A similar pattern follows the global governance of artificial intelligence (AI). Here too, governments, including India, have coalesced around broad principles that AI should be “safe, secure, and trustworthy”, “human-centric”, and consistent with international law. From the OECD’s AI Principles to the G7’s Hiroshima Process and the UN’s Global Digital Compact, the language of consensus is universal.
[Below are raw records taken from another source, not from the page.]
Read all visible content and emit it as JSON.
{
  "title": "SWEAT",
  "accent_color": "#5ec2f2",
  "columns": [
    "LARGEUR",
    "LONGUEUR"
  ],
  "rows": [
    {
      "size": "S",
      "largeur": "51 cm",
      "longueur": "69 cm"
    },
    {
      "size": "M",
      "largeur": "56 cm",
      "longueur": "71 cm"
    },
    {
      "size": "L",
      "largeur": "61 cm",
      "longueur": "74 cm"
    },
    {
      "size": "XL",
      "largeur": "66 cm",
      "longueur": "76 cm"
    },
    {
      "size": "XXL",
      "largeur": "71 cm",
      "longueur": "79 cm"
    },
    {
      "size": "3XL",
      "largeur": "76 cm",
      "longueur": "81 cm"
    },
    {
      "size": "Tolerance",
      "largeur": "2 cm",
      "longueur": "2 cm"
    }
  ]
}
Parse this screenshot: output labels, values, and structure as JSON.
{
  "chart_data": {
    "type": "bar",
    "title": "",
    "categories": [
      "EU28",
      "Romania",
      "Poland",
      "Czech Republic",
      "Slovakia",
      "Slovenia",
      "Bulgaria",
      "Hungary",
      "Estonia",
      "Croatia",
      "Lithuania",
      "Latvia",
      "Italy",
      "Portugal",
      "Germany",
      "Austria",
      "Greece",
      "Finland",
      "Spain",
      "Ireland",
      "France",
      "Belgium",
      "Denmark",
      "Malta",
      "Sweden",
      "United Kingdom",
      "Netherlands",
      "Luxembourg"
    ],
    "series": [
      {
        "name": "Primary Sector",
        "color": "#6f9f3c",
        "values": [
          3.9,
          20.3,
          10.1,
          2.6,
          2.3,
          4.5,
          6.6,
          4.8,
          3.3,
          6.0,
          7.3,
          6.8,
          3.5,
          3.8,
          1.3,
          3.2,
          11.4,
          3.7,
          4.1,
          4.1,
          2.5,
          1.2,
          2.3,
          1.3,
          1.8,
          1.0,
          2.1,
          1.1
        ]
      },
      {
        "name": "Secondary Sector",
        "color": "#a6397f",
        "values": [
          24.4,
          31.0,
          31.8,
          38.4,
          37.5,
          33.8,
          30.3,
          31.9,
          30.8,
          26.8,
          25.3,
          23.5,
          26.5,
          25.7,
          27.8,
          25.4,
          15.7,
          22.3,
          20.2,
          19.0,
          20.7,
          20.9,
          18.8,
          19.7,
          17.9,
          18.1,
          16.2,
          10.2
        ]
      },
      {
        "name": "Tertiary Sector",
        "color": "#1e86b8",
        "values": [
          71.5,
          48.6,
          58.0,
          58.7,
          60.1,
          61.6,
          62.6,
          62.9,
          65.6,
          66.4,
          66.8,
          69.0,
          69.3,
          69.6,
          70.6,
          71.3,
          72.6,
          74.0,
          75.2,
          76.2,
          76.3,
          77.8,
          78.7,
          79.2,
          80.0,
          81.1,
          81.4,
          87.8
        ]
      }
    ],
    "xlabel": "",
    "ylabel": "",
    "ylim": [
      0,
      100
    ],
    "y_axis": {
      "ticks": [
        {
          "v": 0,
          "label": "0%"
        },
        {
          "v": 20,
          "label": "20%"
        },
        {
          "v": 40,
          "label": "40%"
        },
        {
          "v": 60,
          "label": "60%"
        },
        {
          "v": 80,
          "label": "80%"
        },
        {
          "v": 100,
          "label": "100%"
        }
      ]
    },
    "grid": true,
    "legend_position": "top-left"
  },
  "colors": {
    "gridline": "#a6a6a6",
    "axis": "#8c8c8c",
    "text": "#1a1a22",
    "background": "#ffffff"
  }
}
Yet, as in the case of the Cybercrime Convention, consensus on principles masks large divergences in practice. India’s rulemaking efforts on watermarking of AI-generated content on social media is a recent example. It anchors on the universally accepted principle of user-safety. But the draft rules envision a potential mandate that social media companies carry labels that cover 10% of the body of any AI-generated content, an exceptionally prescriptive means of implementing an accepted principle.
Polycentricism
Global governance is facing a serious crisis that is no cause for celebration. The U.S. has significantly curtailed its financial contributions to the UN. The impotence of the Security Council is evident in modern conflicts from Ukraine to Gaza. The World Trade Organization’s dispute-settlement system is paralysed since 2019. This latest Convention also shows that relatively new issues like cyber governance are unlikely to produce consensus responses.

The emerging global order relegates multilateralism to high-level principles, and depends on smaller, plurilateral or bilateral groups for consensus on operating clauses. But this leads to polycentricism, with institutional overlaps and interactions that continually test state-capacity. Attempts at international governance of cross-border data flows has seen this play out, and so now will cybercrime. The idea that data should flow between trusted partners is near universal, but mechanisms to realise this are not.
India will struggle to retain its much-cherished institutional autonomy in global governance unless it builds technical capacities to engage on several levels all at once. Domestically, the canvas for regulatory and administrative reforms is vast, and the hour of action is here.
* Vivan Sharan and Sukanya Thapliyal are public policy experts in Koan Advisory Group, New Delhi.